Given a measurable space $(X, \Sigma)$ and a measure $\mu$ on that space, a set $A$ in $\Sigma$ is called an atom if

$\mu (A) >0\,$

and for any measurable subset $B$ of $A$ with

$\mu(A) > \mu (B) \,$

one has $\mu(B)=0.$

## Examples

• Consider the set X={1, 2, ..., 9, 10} and let the sigma-algebra $\Sigma$ be the power set of X. Define the measure $\mu$ of a set to be its cardinality, that is, the number of elements in the set. Then, each of the singletons {i}, for i=1,2, ..., 9, 10 is an atom.
• Consider the Lebesgue measure on the real line. This measure has no atoms.

## Non-atomic measures

A measure which has no atoms is called non-atomic. In other words, a measure is non-atomic if for any measurable set $A$ with $\mu (A) >0$ there exists a measurable subset B of A such that

$\mu(A) > \mu (B) > 0. \,$

A non-atomic measure with at least one positive value has an infinite number of distinct values, as starting with a set A with $\mu (A) >0$ one can construct a decreasing sequence of measurable sets

$A=A_1\supset A_2 \supset A_3 \supset \cdots$

such that

$\mu(A)=\mu(A_1) > \mu(A_2) > \mu(A_3) > \cdots > 0.$

This may not be true for measures having atoms; see the first example above.

It turns out that non-atomic measures actually have a continuum of values.

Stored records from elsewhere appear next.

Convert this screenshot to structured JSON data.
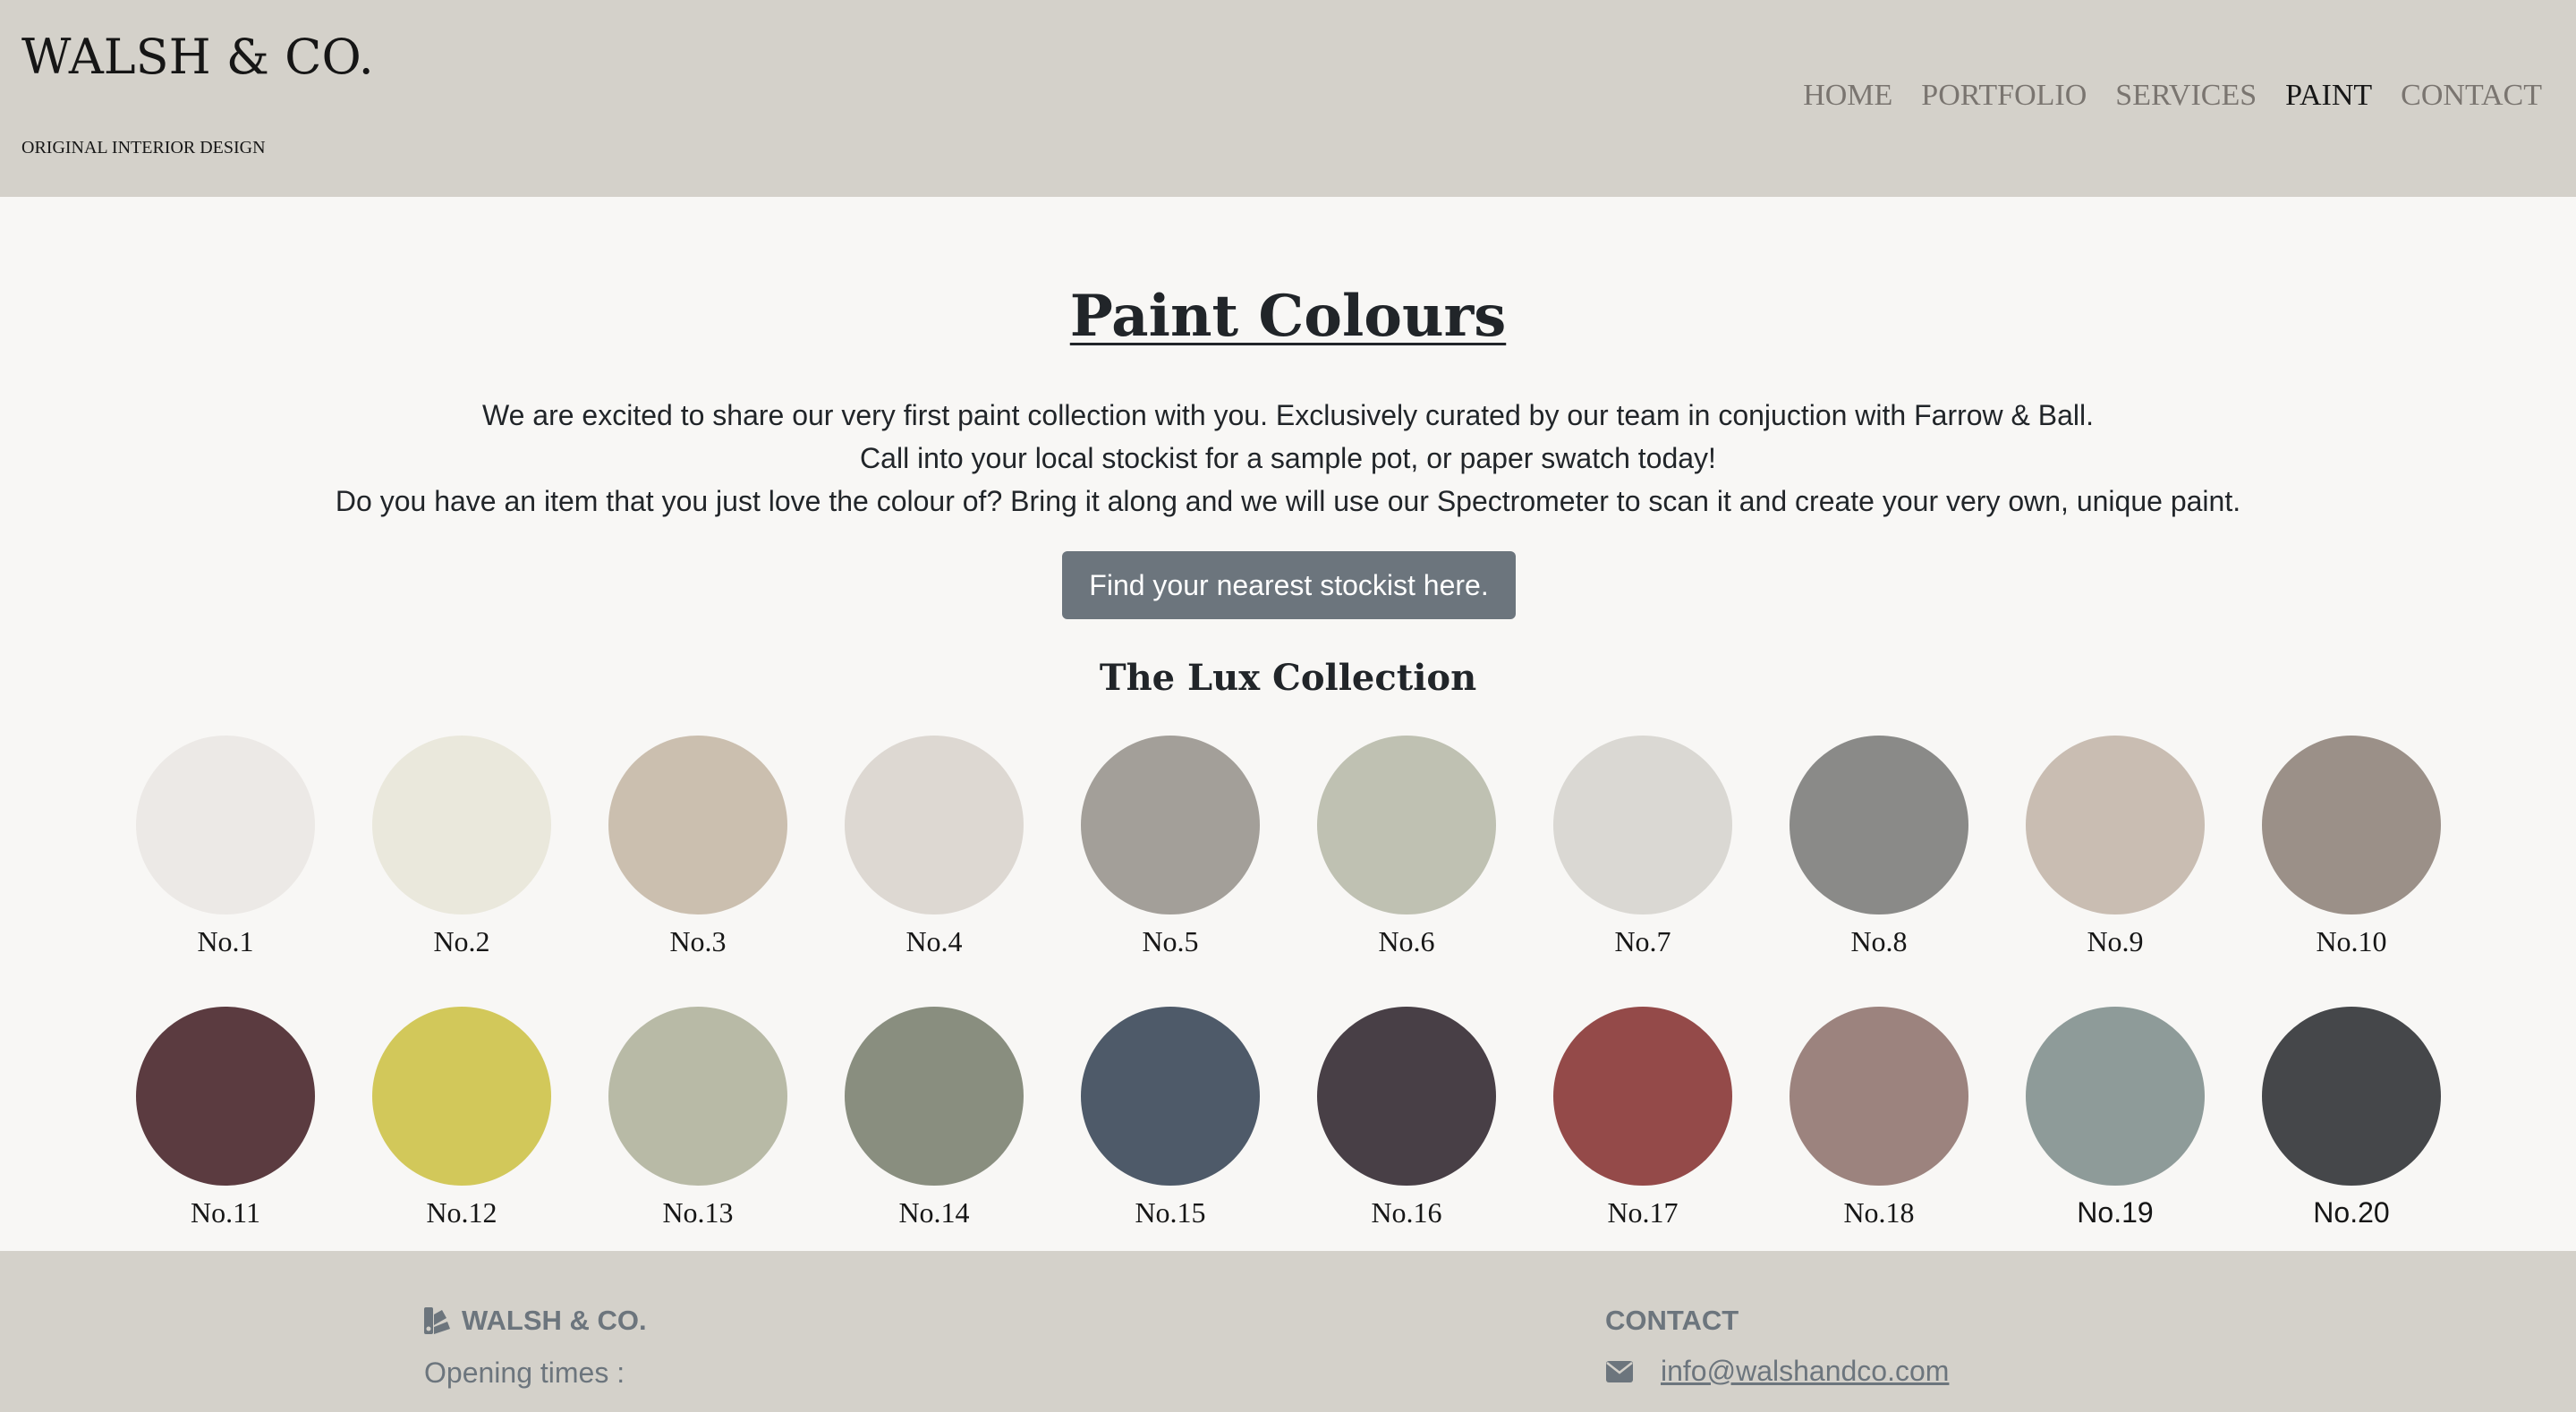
{
  "header": {
    "brand": "WALSH & CO.",
    "tagline": "ORIGINAL INTERIOR DESIGN",
    "nav": [
      {
        "label": "HOME",
        "active": false
      },
      {
        "label": "PORTFOLIO",
        "active": false
      },
      {
        "label": "SERVICES",
        "active": false
      },
      {
        "label": "PAINT",
        "active": true
      },
      {
        "label": "CONTACT",
        "active": false
      }
    ]
  },
  "main": {
    "title": "Paint Colours",
    "intro_lines": [
      "We are excited to share our very first paint collection with you. Exclusively curated by our team in conjuction with Farrow & Ball.",
      "Call into your local stockist for a sample pot, or paper swatch today!",
      "Do you have an item that you just love the colour of? Bring it along and we will use our Spectrometer to scan it and create your very own, unique paint."
    ],
    "cta_label": "Find your nearest stockist here.",
    "collection_title": "The Lux Collection",
    "swatches": [
      {
        "label": "No.1",
        "color": "#ece9e6"
      },
      {
        "label": "No.2",
        "color": "#eae8dc"
      },
      {
        "label": "No.3",
        "color": "#cbbfaf"
      },
      {
        "label": "No.4",
        "color": "#ddd8d2"
      },
      {
        "label": "No.5",
        "color": "#a39f99"
      },
      {
        "label": "No.6",
        "color": "#bfc1b2"
      },
      {
        "label": "No.7",
        "color": "#dad8d3"
      },
      {
        "label": "No.8",
        "color": "#8a8a88"
      },
      {
        "label": "No.9",
        "color": "#c9bdb2"
      },
      {
        "label": "No.10",
        "color": "#9b9088"
      },
      {
        "label": "No.11",
        "color": "#5b3b40"
      },
      {
        "label": "No.12",
        "color": "#d2c85a"
      },
      {
        "label": "No.13",
        "color": "#b8baa6"
      },
      {
        "label": "No.14",
        "color": "#898e7f"
      },
      {
        "label": "No.15",
        "color": "#4e5a69"
      },
      {
        "label": "No.16",
        "color": "#483f46"
      },
      {
        "label": "No.17",
        "color": "#944a49"
      },
      {
        "label": "No.18",
        "color": "#9c837e"
      },
      {
        "label": "No.19",
        "color": "#8e9b99"
      },
      {
        "label": "No.20",
        "color": "#45474a"
      }
    ]
  },
  "footer": {
    "brand": "WALSH & CO.",
    "brand_icon": "swatchbook-icon",
    "opening_label": "Opening times :",
    "contact_title": "CONTACT",
    "email_icon": "envelope-icon",
    "email": "info@walshandco.com"
  },
  "colors": {
    "header_bg": "#d4d1ca",
    "page_bg": "#f8f7f5",
    "button_bg": "#6c757d",
    "muted_text": "#6c757d"
  }
}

It can be proved that if μ is a non-atomic measure and A is a measurable set with $\mu (A) >0,$ then for any real number b satisfying

$\mu (A) \geq b \geq0\,$

there exists a measurable subset B of A such that

$\mu(B)=b.\,$

This theorem is due to Wacław Sierpiński.[1][2] It is reminiscent of the intermediate value theorem for continuous functions.

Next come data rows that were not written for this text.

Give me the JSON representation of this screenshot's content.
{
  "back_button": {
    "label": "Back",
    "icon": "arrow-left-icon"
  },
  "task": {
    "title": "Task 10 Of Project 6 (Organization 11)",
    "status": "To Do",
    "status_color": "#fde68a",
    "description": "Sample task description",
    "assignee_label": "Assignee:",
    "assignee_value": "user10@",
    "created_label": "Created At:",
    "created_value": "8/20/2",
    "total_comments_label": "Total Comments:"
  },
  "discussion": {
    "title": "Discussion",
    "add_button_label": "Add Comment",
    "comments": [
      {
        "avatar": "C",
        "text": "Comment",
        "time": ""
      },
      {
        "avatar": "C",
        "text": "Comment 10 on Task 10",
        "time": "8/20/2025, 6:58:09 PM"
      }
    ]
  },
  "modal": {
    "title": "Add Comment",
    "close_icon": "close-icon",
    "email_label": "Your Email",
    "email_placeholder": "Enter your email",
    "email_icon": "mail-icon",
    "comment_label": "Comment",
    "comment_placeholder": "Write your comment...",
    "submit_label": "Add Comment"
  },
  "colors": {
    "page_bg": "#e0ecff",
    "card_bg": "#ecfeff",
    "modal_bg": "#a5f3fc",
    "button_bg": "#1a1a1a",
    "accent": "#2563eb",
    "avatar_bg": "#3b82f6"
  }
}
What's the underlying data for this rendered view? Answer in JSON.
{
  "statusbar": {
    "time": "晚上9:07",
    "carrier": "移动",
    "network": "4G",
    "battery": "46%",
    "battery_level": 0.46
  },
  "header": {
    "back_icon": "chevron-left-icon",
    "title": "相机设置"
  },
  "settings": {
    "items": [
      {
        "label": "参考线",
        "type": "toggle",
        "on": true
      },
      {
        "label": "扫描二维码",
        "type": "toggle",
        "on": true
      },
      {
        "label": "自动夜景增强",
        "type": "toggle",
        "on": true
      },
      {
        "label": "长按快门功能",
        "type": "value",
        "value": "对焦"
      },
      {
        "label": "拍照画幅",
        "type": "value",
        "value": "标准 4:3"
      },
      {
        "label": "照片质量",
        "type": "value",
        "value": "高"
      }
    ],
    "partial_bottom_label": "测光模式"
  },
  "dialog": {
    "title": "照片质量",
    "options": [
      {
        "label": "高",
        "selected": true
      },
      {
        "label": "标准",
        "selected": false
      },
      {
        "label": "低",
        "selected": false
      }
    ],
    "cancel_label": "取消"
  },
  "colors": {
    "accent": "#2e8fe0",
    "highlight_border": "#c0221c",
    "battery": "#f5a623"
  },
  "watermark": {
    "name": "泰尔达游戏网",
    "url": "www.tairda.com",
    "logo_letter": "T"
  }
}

Sketch of proof of Sierpiński's theorem on non-atomic measures. A slightly stronger statement, which however makes the proof easier, is that if $(X,\Sigma, \mu)$ is a non-atomic measure space and $\mu(X)=c$, there exists a function $S:[0, c]\to\Sigma$ that is monotone with respect to inclusion, and a right-inverse to $\mu:\Sigma\to[0,\,c]$. That is, there exists a one-parameter family of measurable sets S(t) such that for all $0\leq t \leq t'\leq c$

$S(t)\subset S(t'),$
$\mu\left (S(t)\right)=t.$

The proof easily follows from Zorn's lemma applied to the set of all monotone partial sections to $\mu$ :

$\Gamma:=\{S:D\to\Sigma\; :\; D\subset[0,\,c],\, S\; \mathrm{ monotone }, \forall t\in D\; (\mu\left (S(t)\right)=t)\},$

ordered by inclusion of graphs, $\mathrm{graph}(S)\subset \mathrm{graph}(S').$ It's then standard to show that every chain in $\Gamma$ has an upper bound in $\Gamma$, and that any maximal element of $\Gamma$ has domain $[0,c],$ proving the claim.